Il n'y a plus pour moi d'au-delà ni d'en deçà, d'avant ni d'après. Je ne suis plus que ces cendres et poussières fertiles que la nature recyclera sous des formes inattendues. Elles seront peut-être vivantes et, qui sais, même humaines ou attendront patiemment une éventuelle réincarnation. Tu as sans doute appris que l'on avait retrouvé des semences intactes dans des tombeaux égyptiens vieux de 4000 ans. Eh bien je suis comme l'une d'elles, à même de germer en tout temps, en tous lieux, pour fleurir une graminée, accoucher d'un lombric ou aviver une braise d'étoile.

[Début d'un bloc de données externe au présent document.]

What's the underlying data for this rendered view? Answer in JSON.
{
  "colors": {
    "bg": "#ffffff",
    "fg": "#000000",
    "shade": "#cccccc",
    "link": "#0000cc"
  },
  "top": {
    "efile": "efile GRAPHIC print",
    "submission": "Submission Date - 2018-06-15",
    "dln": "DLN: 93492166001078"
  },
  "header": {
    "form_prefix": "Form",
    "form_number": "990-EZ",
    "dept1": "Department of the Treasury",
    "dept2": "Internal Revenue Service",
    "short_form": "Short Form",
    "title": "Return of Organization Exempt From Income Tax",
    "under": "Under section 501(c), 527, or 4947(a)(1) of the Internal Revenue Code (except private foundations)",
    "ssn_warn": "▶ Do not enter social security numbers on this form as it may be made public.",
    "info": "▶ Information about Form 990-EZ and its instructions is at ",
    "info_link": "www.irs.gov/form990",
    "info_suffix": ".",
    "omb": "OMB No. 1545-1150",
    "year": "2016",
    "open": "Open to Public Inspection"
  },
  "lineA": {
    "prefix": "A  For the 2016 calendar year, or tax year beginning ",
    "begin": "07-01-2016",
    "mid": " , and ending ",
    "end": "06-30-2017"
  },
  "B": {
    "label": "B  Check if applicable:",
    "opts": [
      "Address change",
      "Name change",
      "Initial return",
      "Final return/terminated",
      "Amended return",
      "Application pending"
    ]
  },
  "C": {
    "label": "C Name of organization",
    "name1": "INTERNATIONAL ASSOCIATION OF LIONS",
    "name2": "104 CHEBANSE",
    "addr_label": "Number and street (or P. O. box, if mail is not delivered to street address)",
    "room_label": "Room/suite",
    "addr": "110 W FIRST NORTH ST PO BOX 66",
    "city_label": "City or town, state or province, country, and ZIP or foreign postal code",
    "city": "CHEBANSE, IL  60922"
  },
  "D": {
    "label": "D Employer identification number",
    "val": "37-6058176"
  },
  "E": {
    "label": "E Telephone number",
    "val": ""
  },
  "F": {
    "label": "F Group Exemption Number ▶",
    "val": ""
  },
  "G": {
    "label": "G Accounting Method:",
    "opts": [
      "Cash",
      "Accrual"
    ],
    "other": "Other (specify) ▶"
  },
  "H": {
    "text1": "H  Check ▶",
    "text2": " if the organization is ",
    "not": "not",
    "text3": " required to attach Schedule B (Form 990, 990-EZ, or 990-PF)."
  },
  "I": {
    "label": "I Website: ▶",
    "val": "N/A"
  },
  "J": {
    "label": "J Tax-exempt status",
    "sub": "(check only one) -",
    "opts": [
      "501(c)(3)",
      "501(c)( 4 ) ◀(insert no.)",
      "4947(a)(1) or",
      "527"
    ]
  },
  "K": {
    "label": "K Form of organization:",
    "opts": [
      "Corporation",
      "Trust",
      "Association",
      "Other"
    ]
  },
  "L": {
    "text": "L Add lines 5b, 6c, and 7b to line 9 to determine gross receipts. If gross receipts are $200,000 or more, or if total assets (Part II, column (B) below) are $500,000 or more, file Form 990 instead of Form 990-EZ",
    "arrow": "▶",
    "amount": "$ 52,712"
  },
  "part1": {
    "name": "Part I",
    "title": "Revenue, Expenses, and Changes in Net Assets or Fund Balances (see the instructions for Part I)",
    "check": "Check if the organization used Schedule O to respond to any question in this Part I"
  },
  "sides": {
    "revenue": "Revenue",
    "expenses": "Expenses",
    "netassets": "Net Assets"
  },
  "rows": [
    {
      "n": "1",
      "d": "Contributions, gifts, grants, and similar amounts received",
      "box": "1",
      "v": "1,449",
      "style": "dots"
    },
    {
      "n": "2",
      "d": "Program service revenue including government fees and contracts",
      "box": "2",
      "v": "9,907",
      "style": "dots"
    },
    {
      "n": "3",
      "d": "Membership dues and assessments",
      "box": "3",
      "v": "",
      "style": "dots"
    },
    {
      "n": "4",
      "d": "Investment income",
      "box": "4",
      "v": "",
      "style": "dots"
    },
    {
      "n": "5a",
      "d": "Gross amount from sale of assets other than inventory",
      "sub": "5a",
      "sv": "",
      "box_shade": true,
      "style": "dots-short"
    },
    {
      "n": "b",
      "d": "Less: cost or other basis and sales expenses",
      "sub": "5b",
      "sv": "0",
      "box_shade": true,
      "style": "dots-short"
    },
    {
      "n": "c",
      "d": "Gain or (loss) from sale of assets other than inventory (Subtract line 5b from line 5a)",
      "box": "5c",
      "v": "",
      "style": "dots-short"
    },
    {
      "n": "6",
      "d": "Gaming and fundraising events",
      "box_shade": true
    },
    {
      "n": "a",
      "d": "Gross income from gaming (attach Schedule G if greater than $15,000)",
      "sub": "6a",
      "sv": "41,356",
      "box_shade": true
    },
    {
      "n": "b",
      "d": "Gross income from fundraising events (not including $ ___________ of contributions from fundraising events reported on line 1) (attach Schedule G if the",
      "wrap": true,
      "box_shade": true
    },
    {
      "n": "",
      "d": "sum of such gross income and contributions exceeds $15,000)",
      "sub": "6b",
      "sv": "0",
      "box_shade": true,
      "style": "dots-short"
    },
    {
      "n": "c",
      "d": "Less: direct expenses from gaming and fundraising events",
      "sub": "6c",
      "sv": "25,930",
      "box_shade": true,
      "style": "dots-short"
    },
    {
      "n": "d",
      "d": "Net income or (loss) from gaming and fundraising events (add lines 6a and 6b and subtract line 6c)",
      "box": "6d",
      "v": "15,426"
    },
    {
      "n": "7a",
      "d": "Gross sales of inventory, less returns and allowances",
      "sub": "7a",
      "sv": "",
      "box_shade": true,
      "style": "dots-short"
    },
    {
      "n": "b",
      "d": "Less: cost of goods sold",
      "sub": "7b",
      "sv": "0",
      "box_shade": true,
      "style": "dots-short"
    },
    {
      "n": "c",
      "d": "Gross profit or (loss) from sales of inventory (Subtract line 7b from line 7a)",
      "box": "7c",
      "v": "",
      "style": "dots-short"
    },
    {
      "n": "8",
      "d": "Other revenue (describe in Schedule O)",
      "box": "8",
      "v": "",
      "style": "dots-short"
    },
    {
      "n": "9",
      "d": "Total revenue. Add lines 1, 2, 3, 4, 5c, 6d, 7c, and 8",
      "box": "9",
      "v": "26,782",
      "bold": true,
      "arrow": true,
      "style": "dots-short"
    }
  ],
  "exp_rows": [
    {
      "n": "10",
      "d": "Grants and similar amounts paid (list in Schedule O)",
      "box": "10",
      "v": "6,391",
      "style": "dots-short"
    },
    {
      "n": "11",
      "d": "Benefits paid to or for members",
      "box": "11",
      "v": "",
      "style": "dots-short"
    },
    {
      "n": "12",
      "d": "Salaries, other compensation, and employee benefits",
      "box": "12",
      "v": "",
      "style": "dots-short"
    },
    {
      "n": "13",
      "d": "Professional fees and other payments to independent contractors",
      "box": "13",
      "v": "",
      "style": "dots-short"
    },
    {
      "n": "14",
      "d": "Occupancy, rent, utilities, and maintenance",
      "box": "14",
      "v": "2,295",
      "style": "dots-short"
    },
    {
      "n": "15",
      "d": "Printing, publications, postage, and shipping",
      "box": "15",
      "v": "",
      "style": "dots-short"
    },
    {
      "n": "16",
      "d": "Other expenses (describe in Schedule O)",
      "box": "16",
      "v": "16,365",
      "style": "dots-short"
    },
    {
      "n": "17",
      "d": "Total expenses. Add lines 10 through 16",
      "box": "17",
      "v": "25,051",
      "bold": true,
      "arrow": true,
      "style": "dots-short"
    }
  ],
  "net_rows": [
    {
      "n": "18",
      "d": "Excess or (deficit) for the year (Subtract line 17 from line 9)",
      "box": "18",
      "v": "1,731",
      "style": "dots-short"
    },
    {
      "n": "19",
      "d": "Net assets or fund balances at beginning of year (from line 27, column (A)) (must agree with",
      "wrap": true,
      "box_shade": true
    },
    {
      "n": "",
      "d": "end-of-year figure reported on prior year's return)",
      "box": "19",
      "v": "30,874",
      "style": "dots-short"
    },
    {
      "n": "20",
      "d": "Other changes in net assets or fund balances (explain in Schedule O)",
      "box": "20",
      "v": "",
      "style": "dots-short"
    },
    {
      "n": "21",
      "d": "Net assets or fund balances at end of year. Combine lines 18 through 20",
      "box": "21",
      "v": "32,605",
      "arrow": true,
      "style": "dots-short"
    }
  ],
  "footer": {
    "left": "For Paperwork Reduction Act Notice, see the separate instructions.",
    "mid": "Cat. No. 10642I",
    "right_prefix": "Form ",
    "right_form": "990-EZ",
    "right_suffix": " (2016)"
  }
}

La mort n'est pas un terminus, mais une correspondance.
— Anonyme

J'ai enfin découvert qu'il n'y a ni naissance, ni mort, que le terme de vie ne se réduit pas aux espèces vivantes, mais à l'essence même de ce qui les constitue. Réfléchis, chère amie: que serais-tu sans le ciel, les planètes et les milliards d'étoiles galactiques qui t'entourent? Sans la matière visible ou noire? Sans l'antimatière et l'antidurée? Tu le vois, tu es finie et infinie à la fois et ta propre finitude humaine n'abolira ni ton infinitude, ni ton immortalité.

Je sens chez toi la tristesse de m'avoir «perdu pour toujours». Mais tu n'as perdu que ma présence, nullement le souvenir que tu gardes de ton ami. J'ai laissé derrière moi, comme la queue des comètes, cette traînée de lumière plus vive encore que son noyau incandescent. Voici un exemple: je t'écrivais jadis nombre de lettres sans que nous puissions nous côtoyer, j'étais ton éternel absent, ton homme invisible, et pourtant nous nous confiions l'un à l'autre et nous nous aimions beaucoup. Maintenant, je serais tenté de te dire que peu de choses ont changé. Certes je ne suis plus de ton temps, mais ma présence te restera en mémoire, en écrits et en images. Comme les semences d'Egypte, je fais dorénavant partie de tes archives qui te seront toujours ouvertes à toi et à qui voudra les consulter. Puisse l'héritage créatif que je te laisse de ma vie t'être utile à toi, aux enfants et au monde. J'aurais certes pu faire mieux pendant les années passées auprès de toi, mais je n'avais pas conscience que tout ce qui compte dans une vie humaine c'est de pouvoir léguer en héritage à ceux qui restent le meilleur de soi-même.

Affectueusement, ton ami de toujours.